El presidente de la Cámara de Diputados, Alfredo Pacheco, destacó la complejidad del proyecto y su importancia para el marco legal del país. «Este es un paso significativo hacia la regulación de una actividad que ha crecido de manera descontrolada en los últimos años», afirmó Pacheco durante la sesión.
La nueva legislación busca establecer un control más riguroso sobre los juegos de azar, que incluyen casinos, loterías y apuestas deportivas. Con esta regulación, se pretende garantizar la transparencia en las operaciones y proteger a los consumidores, así como generar ingresos fiscales que serán destinados a obras sociales y programas de prevención de la ludopatía.
Impacto en la economía y la sociedad
La aprobación de esta ley se produce en un contexto donde los juegos de azar han proliferado en el país, lo que ha llevado a un aumento en la preocupación por el juego responsable.

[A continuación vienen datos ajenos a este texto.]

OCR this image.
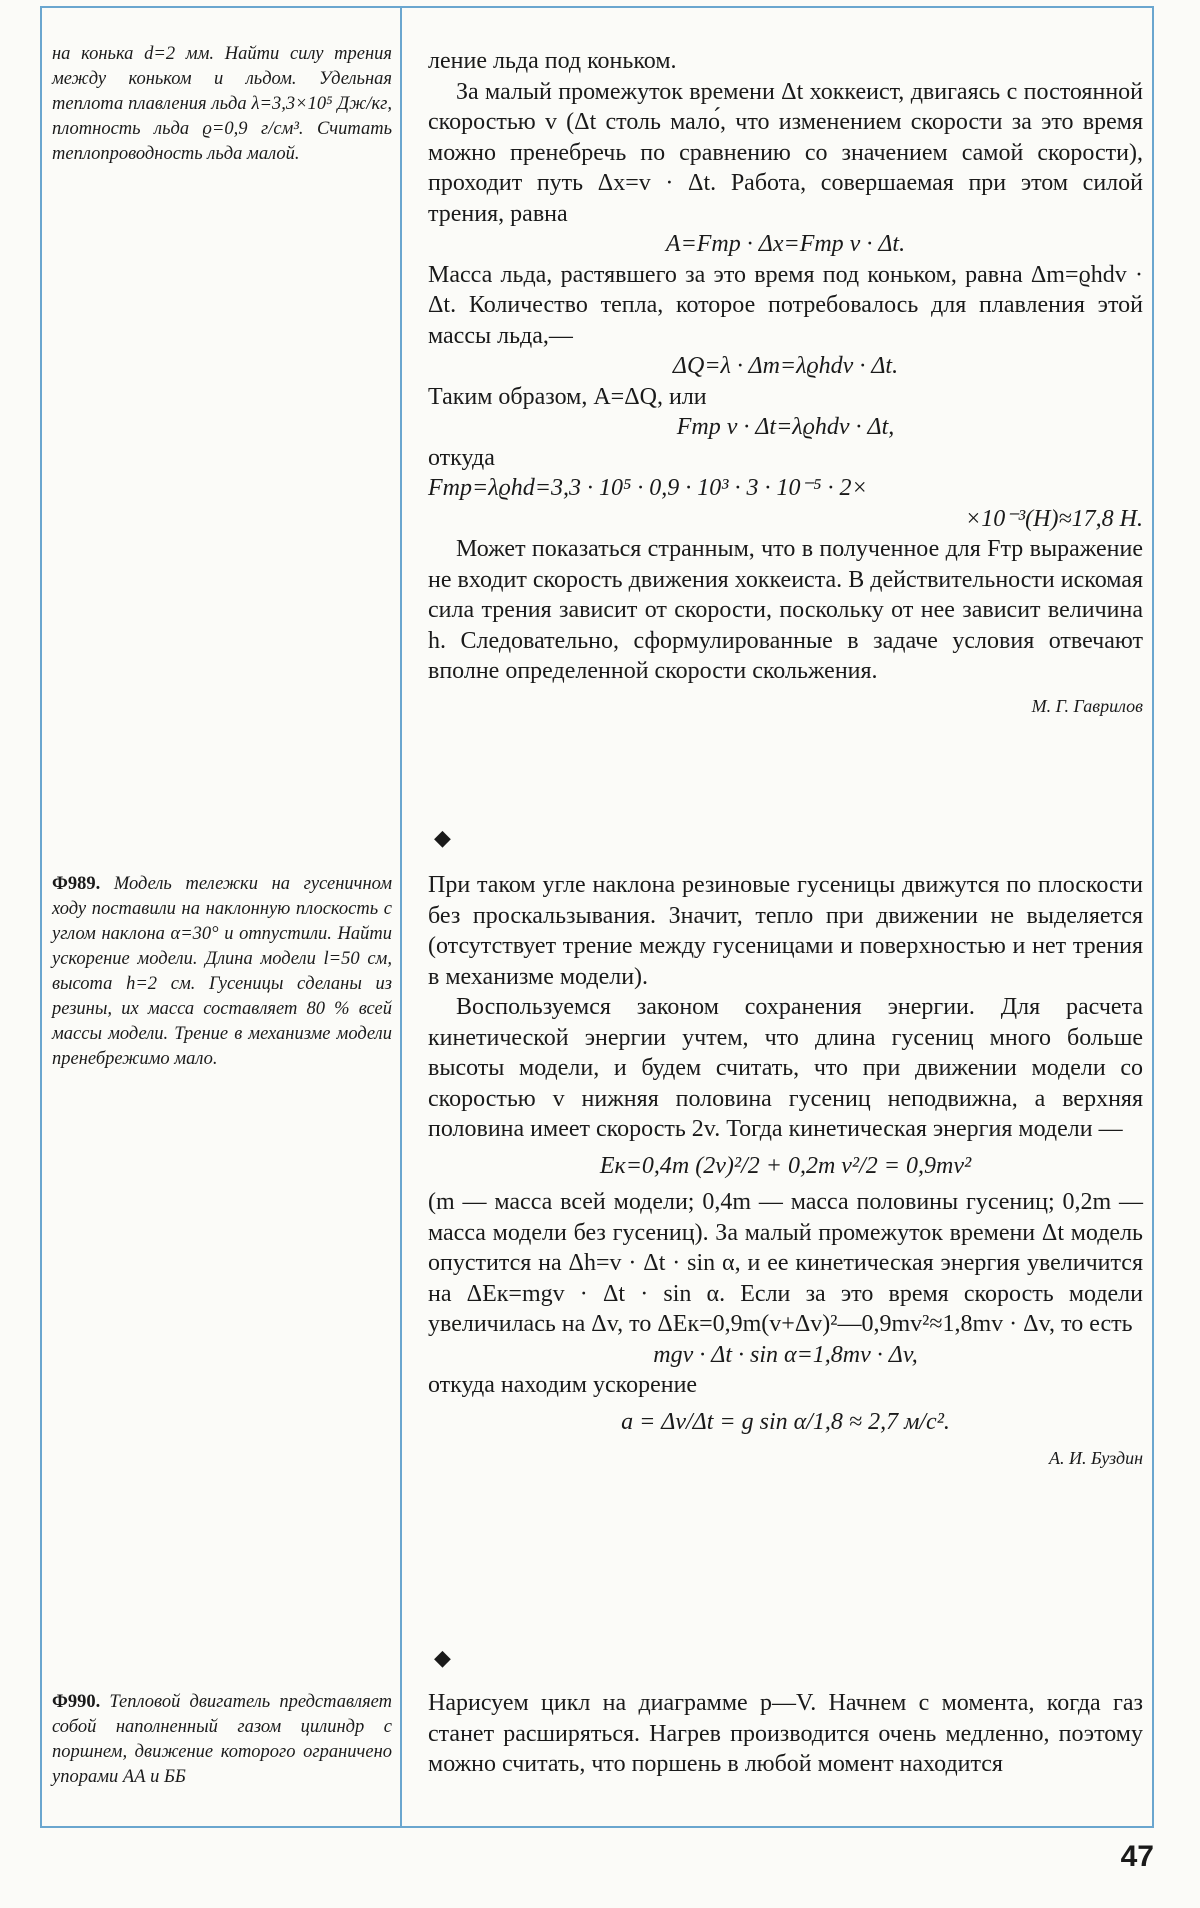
на конька d=2 мм. Найти силу трения между коньком и льдом. Удельная теплота плавления льда λ=3,3×10⁵ Дж/кг, плотность льда ϱ=0,9 г/см³. Считать теплопроводность льда малой.
Ф989. Модель тележки на гусеничном ходу поставили на наклонную плоскость с углом наклона α=30° и отпустили. Найти ускорение модели. Длина модели l=50 см, высота h=2 см. Гусеницы сделаны из резины, их масса составляет 80 % всей массы модели. Трение в механизме модели пренебрежимо мало.
Ф990. Тепловой двигатель представляет собой наполненный газом цилиндр с поршнем, движение которого ограничено упорами АА и ББ

ление льда под коньком.

За малый промежуток времени Δt хоккеист, двигаясь с постоянной скоростью v (Δt столь мало́, что изменением скорости за это время можно пренебречь по сравнению со значением самой скорости), проходит путь Δx=v · Δt. Работа, совершаемая при этом силой трения, равна

A=Fтр · Δx=Fтр v · Δt.

Масса льда, растявшего за это время под коньком, равна Δm=ϱhdv · Δt. Количество тепла, которое потребовалось для плавления этой массы льда,—

ΔQ=λ · Δm=λϱhdv · Δt.

Таким образом, A=ΔQ, или

Fтр v · Δt=λϱhdv · Δt,

откуда

Fтр=λϱhd=3,3 · 10⁵ · 0,9 · 10³ · 3 · 10⁻⁵ · 2×

×10⁻³(Н)≈17,8 Н.

Может показаться странным, что в полученное для Fтр выражение не входит скорость движения хоккеиста. В действительности искомая сила трения зависит от скорости, поскольку от нее зависит величина h. Следовательно, сформулированные в задаче условия отвечают вполне определенной скорости скольжения.

М. Г. Гаврилов

◆

При таком угле наклона резиновые гусеницы движутся по плоскости без проскальзывания. Значит, тепло при движении не выделяется (отсутствует трение между гусеницами и поверхностью и нет трения в механизме модели).

Воспользуемся законом сохранения энергии. Для расчета кинетической энергии учтем, что длина гусениц много больше высоты модели, и будем считать, что при движении модели со скоростью v нижняя половина гусениц неподвижна, а верхняя половина имеет скорость 2v. Тогда кинетическая энергия модели —

Eк=0,4m (2v)²/2 + 0,2m v²/2 = 0,9mv²

(m — масса всей модели; 0,4m — масса половины гусениц; 0,2m — масса модели без гусениц). За малый промежуток времени Δt модель опустится на Δh=v · Δt · sin α, и ее кинетическая энергия увеличится на ΔEк=mgv · Δt · sin α. Если за это время скорость модели увеличилась на Δv, то ΔEк=0,9m(v+Δv)²—0,9mv²≈1,8mv · Δv, то есть

mgv · Δt · sin α=1,8mv · Δv,

откуда находим ускорение

a = Δv/Δt = g sin α/1,8 ≈ 2,7 м/с².

А. И. Буздин

◆

Нарисуем цикл на диаграмме p—V. Начнем с момента, когда газ станет расширяться. Нагрев производится очень медленно, поэтому можно считать, что поршень в любой момент находится

47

La regulación propuesta incluye medidas para la creación de un organismo regulador que supervise las actividades de estos establecimientos y asegure el cumplimiento de las normativas establecidas.
Además, se contempla la implementación de programas de educación y prevención para mitigar los efectos negativos del juego en la población. «Es fundamental que la sociedad entienda los riesgos asociados al juego y que existan mecanismos para proteger a los más vulnerables», expresó un miembro de la comisión que estudió el proyecto.
La regulación de los juegos de azar no solo busca abordar problemas sociales, sino también optimizar el potencial económico de esta industria. Se estima que, con una adecuada regulación, el Estado podría incrementar significativamente sus ingresos a través de impuestos y licencias, lo que podría traducirse en mejores servicios públicos y desarrollo de infraestructura.
Con este avance legislativo, la República Dominicana se alinea con otros países de la región que han implementado regulaciones similares, buscando un equilibrio entre la actividad económica y la protección de los ciudadanos. La expectativa ahora recae en el Senado, donde se espera que la discusión continúe y se logren consensos que fortalezcan la ley antes de su promulgación.